There are only (relative) opinions, no (absolute) truths.
It is the prevailing ideology nowadays. But does itself count as an ‘opinion’ or ‘truth’? Auguste Comte from 19th century regards it as an absolute truth: Nothing is absolute, except the fact that everything is relative. Quentin Meillassoux has another version: The laws of nature have no necessity, except that it is necessary that they be contingent.
Not surprisingly, this Universal-Exception Model serves as the framework of contemporary (vague, 1st ordered) democracy – everything can be decided by votes and parliament, except the democratic apparatus/mechanism itself (which is to much degree guaranteed by ‘constitution’ or ‘constitutive exception’). For some reason, I will call this model another name ‘non-reflexive relativism’ or ‘bastardized relativism’.
If we otherwise, unlike Comte, regard it as an opinion: Nothing is absolute, including this line itself. Then we will have a Non-All Model, where no totalizing exception can be found. I will call this model another name ‘reflexive relativism’ or ‘inconsistent relativism’. Why ‘inconsistent’? Here I refer to the very fundamental lesson of formal logic that in order to maintain ‘consistency’ or ‘meaning’, there should be at least one exception (usually refered to as false, or non-appearance, something stands for nothing).
One can immediately relate to formula of sexuation by Jacques Lacan. With proto set theoretic symbols, ‘proto’ as it is not axiomatic, we can express these two models as follow:
X ∉ X, e.g. X = {opinion_1, opinion_2, opinion_3}.X ∈ X, e.g.
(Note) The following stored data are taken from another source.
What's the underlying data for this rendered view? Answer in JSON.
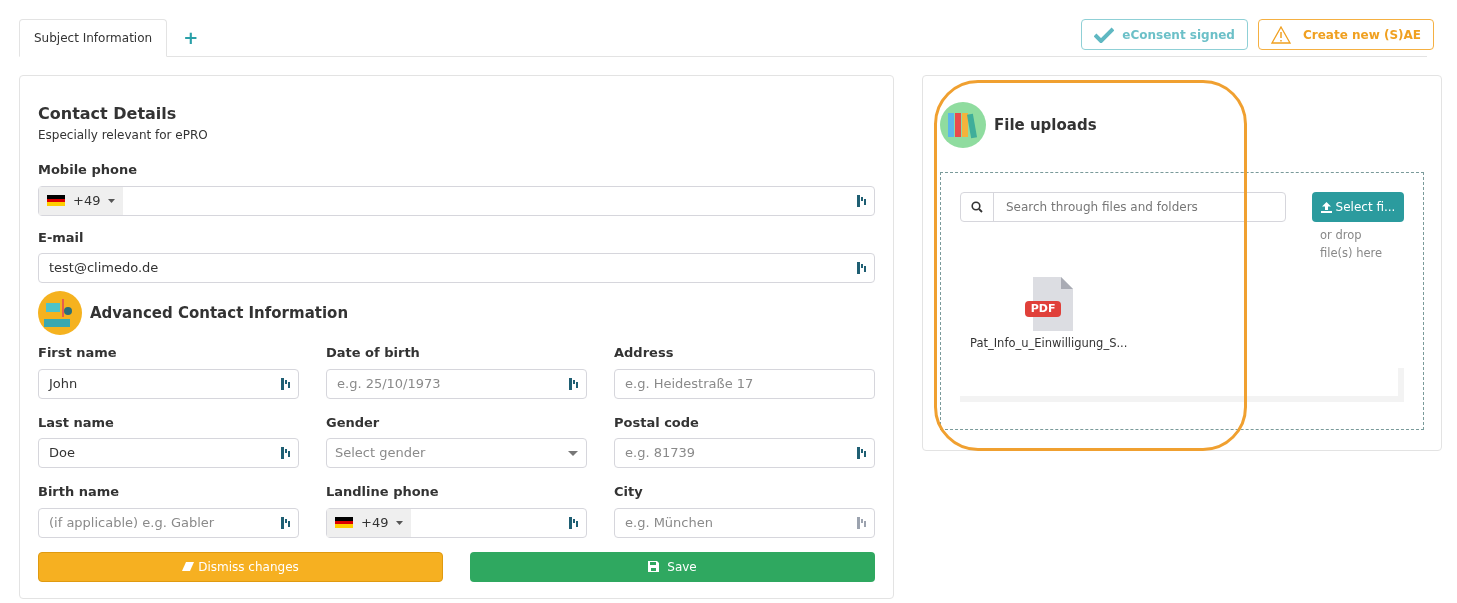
{
  "tabs": [
    {
      "label": "Subject Information",
      "selected": true
    }
  ],
  "add_tab": "+",
  "header_buttons": [
    {
      "label": "eConsent signed",
      "kind": "consent"
    },
    {
      "label": "Create new (S)AE",
      "kind": "warning"
    }
  ],
  "contact": {
    "title": "Contact Details",
    "subtitle": "Especially relevant for ePRO",
    "fields": [
      {
        "label": "Mobile phone",
        "kind": "phone",
        "code": "+49",
        "autofill": {
          "disabled": false
        }
      },
      {
        "label": "E-mail",
        "kind": "text",
        "value": "test@climedo.de",
        "autofill": {
          "disabled": false
        }
      }
    ]
  },
  "advanced": {
    "title": "Advanced Contact Information",
    "fields": [
      {
        "label": "First name",
        "kind": "text",
        "value": "John",
        "autofill": {
          "disabled": false
        }
      },
      {
        "label": "Date of birth",
        "kind": "text",
        "placeholder": "e.g. 25/10/1973",
        "autofill": {
          "disabled": false
        }
      },
      {
        "label": "Address",
        "kind": "text",
        "placeholder": "e.g. Heidestraße 17"
      },
      {
        "label": "Last name",
        "kind": "text",
        "value": "Doe",
        "autofill": {
          "disabled": false
        }
      },
      {
        "label": "Gender",
        "kind": "select",
        "placeholder": "Select gender"
      },
      {
        "label": "Postal code",
        "kind": "text",
        "placeholder": "e.g. 81739",
        "autofill": {
          "disabled": false
        }
      },
      {
        "label": "Birth name",
        "kind": "text",
        "placeholder": "(if applicable) e.g. Gabler",
        "autofill": {
          "disabled": false
        }
      },
      {
        "label": "Landline phone",
        "kind": "phone",
        "code": "+49",
        "autofill": {
          "disabled": false
        }
      },
      {
        "label": "City",
        "kind": "text",
        "placeholder": "e.g. München",
        "autofill": {
          "disabled": true
        }
      }
    ]
  },
  "actions": [
    {
      "label": "Dismiss changes",
      "kind": "dismiss"
    },
    {
      "label": "Save",
      "kind": "save"
    }
  ],
  "uploads": {
    "title": "File uploads",
    "search_placeholder": "Search through files and folders",
    "select_button": "Select fi...",
    "drop_hint": "or drop file(s) here",
    "files": [
      {
        "badge": "PDF",
        "name": "Pat_Info_u_Einwilligung_S..."
      }
    ]
  }
}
X = {opinion_1, opinion_2, opinion_3, X}.In set theory, given two sets A and B, there are only two possibilities in terms of the relation ∈: either A ∈ B or ¬(A ∈ B). In other words, it is an absolute partition with respect to immanence/belonging. There is no uncanny/spooky ‘bi-location’ or ‘non-location’:
A ∈ B and ¬(A ∈ B) – violation of law of non-contradiction.A ∈ B nor ¬(A ∈ B) – violation of law of excluded middle.Assuming the classical negation in these formulae, the first two cases lead to paraconsistent logic and intuitionistic logic, respectively. In some sense, we can say the intrinsic logic of set theory is the classical one.
If A and B are identical, then the only two possibilities in terms of ∈ become either X ∈ X or X ∉ X.
Given a set X, it is either a non-reflexive set or a reflexive set. The absolute partition guarantees no bi-location or non-location cases.
The question arises: Is the set of all non-reflexive sets reflexive or non-reflexive?
If we name the interesting ‘set of all non-reflexive sets’ NR, and define the corresponding predicate P(X) = X ∉ X, we then have the following reasoning chain:
X ∈ NR ⇔ P(X) = X ∉ X
Substituting X with NR:
NR ∈ NR ⇔ NR ∉ NR
The formal contradiction indicates the very location of NR can not be consistently expressed with the reflexive-or-not partition. In other words, NR is an indivisible remainder of such partition. NR is the real Other from the perspective of the classical logic intrinsic to set theory.
As Alain Badiou well articulated: The Other emerges from an impasse of the Same. Here Same refer to the Order claiming that every set can be safely categorized/reduced.
There are lots of consequences following the paradox. The most ‘formal’ one says that you cannot pass directly from a predicate (P(X) = X ∉ X) to its extension (X ∈ NR), one corollary of which leads to the axiom of separation in ZFC set theory.
I would like to insist on the consequence called ‘failure of absolute partition’ (named by myself). Failure to measure (the property of) the Absulute epistemologically. Here I would also risk referring to Kantian agnosticism with respect to the Thing-in-itself.
There is nontheless something that serves as the ‘Whole’ background/framework. That is the Absolute (A), i.e. the set of all sets (in Lacan’s term, the Big Other, or the Other of Other). The Absolute qua set of all sets has to include itself, thus reflexive (A ∈ A) and Non-All.
The absolute partition above is ultimately a partition of the Absolute. The very fact that the Absolute has a determinate position (categorized as a reflexive set) while NR ∈ A doesn’t, is the index of a failed absolute, since the absolute is transcended by its element/part. The move from ‘failure of absolute partition’ to failed absolute mimics the move from Kant to Hegel.
The dialectic suggests not only a rethinking of logics other than the classical one (as logicians and computer scientists did in 20th century), but also a rethinking of topology (the problem of immanence).
Personally I would risk trying to formulate logics able to account for something like ‘A appears in the guise of B’, ‘spy of A on B’ at an ontological level.